On Monday, the New York Times published a piece about Chobani founder Hamdi Ulukaya, a Turkish immigrant who employs 2,000 people in a factory in upstate New York. Many of those employees are refugees, and Ulukaya has made advocating for the resettlement and employment of immigrants and refugees a personal crusade. The Times piece detailed how, on social media and on right-wing websites, there are now calls to boycott Chobani. Both Ulukaya and the mayor of Twin Falls, New York, where the factory is based, have received death threats.
But instead of boycotts, Chobani is getting support.

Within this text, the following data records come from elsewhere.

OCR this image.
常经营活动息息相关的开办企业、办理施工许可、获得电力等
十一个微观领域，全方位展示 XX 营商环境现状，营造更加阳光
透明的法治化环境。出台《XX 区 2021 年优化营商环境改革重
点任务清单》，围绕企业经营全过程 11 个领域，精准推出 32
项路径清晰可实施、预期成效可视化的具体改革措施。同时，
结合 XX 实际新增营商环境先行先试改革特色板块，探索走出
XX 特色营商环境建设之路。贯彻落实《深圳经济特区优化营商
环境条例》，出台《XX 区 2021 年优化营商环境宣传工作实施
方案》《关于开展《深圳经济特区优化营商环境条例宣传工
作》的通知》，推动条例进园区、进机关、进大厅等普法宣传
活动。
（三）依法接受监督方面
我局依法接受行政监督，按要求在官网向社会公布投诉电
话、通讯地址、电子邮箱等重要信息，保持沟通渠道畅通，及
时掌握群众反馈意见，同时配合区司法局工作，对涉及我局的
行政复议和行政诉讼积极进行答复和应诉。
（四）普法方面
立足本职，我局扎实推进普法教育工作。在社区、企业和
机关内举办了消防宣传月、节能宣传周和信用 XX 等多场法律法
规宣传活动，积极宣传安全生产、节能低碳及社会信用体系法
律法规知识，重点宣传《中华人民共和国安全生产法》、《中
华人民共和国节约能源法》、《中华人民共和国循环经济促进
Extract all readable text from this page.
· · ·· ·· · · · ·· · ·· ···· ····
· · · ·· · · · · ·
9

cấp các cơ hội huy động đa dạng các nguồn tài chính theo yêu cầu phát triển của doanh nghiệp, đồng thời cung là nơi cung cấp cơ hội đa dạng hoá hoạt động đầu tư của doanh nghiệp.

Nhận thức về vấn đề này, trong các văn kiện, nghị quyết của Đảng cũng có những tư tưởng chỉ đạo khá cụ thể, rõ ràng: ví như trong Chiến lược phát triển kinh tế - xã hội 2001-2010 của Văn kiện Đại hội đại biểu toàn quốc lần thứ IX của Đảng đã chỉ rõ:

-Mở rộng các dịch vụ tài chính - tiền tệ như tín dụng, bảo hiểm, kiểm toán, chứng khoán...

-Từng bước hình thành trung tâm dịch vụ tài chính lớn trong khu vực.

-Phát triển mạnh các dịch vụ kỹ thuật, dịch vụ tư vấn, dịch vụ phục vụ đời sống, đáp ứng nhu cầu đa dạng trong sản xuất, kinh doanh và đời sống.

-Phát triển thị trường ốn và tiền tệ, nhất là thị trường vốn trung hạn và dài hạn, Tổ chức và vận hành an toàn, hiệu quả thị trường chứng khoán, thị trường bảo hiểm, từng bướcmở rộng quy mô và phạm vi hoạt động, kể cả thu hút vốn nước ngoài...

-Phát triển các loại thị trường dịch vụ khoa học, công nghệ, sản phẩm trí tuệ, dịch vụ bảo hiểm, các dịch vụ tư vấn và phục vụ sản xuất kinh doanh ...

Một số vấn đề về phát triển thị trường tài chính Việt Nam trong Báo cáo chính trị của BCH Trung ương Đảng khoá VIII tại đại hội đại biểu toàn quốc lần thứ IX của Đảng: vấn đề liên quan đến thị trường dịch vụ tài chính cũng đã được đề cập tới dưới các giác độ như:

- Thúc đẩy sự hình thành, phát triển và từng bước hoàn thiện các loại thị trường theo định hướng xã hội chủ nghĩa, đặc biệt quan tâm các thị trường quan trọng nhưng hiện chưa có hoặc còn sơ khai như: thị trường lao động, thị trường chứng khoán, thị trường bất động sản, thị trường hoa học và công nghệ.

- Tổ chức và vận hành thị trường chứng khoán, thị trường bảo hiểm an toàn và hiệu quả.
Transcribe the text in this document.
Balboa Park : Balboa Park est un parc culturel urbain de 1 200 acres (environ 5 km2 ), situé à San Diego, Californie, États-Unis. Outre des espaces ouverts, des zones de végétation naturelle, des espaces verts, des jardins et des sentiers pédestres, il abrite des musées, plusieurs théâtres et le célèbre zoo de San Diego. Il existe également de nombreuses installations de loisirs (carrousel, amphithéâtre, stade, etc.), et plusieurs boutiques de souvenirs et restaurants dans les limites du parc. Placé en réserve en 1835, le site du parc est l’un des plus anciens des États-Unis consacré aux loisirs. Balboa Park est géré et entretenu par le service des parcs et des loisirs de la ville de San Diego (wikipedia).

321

— Lillian Carilo (@lcarilo) November 2, 2016
Data crunched by Brandwatch found that Chobani has in the last few days enjoyed a positive sentiment of 55.3 percent. Negative mentions are actually focused on “drowning out” messages of hate — those against refugees or those calling for boycotts. There were 16,300 mentions of Chobani in the last three days alone.
The brand also has hashtags like #RefugeesWelcome and #BuyChobani trending. Here’s how impressions stack up.
That might, at least in the short run, also translate into sales — at least until next week, when “something else will show up” to occupy the American electorate, according to Robert Passikoff, president of consulting firm BrandKeys.
Chobani, which does all of its marketing in-house, declined to comment.
It’s just the latest example of brands getting caught in political scuffles in this particularly divisive presidential election. (See also: Skittles.) But Chobani has been active in this arena since long before the election cycle. It was when Ulukaya spoke at Davos about how brands could help refugees that his stance became more public. Companies like IBM and Salesforce wrote pledges to help resettle refugees and offer employment opportunities.
If Ulukaya’s stumbled anywhere, said Passikoff, it was going almost too public with his point of view. “One needs to draw a line in the sand with brands and social change,” he said. Ulukaya, despite a yearslong support for refugees, could have continued along less publicly. “He can do all of this without linking it to Chobani,” he said. “Creating fissures in a consumer base is never good.”
Boycotts have also come from the other end of the political spectrum. Yuengling Brewery’s owner, Dick Yuengling, this week endorsed Donald Trump for president, leading to — you guessed it — a wide-ranging backlash against the brand. Bars in Philadelphia (the brand is based in East Norwegian Township, Pennsylvania) as well as gay bars across the country stopped carrying the brand, and on social media, many faithful fans vowed to never drink the brand again. There were also boycotts threatened.
For Chobani, the issue plays into its progressive brand image. Ulukaya himself is an immigrant, who has used his background as part of the PR image for the company. Earlier this year, he announced he would give employees 10 percent ownership in the company — part of a well-discussed philosophy that companies have a moral obligation to help their employees lead better lives. And he has in the past announced plans to donate much of his wealth to refugees. In some ways, Ulukaya’s story is inextricably linked to Chobani’s brand as a modern, transparent and moral company.
But that can be, ironically, a bad thing. “No company hasn’t seen what happens when companies publicly make political statements whether they intend to or not,” said Passikoff.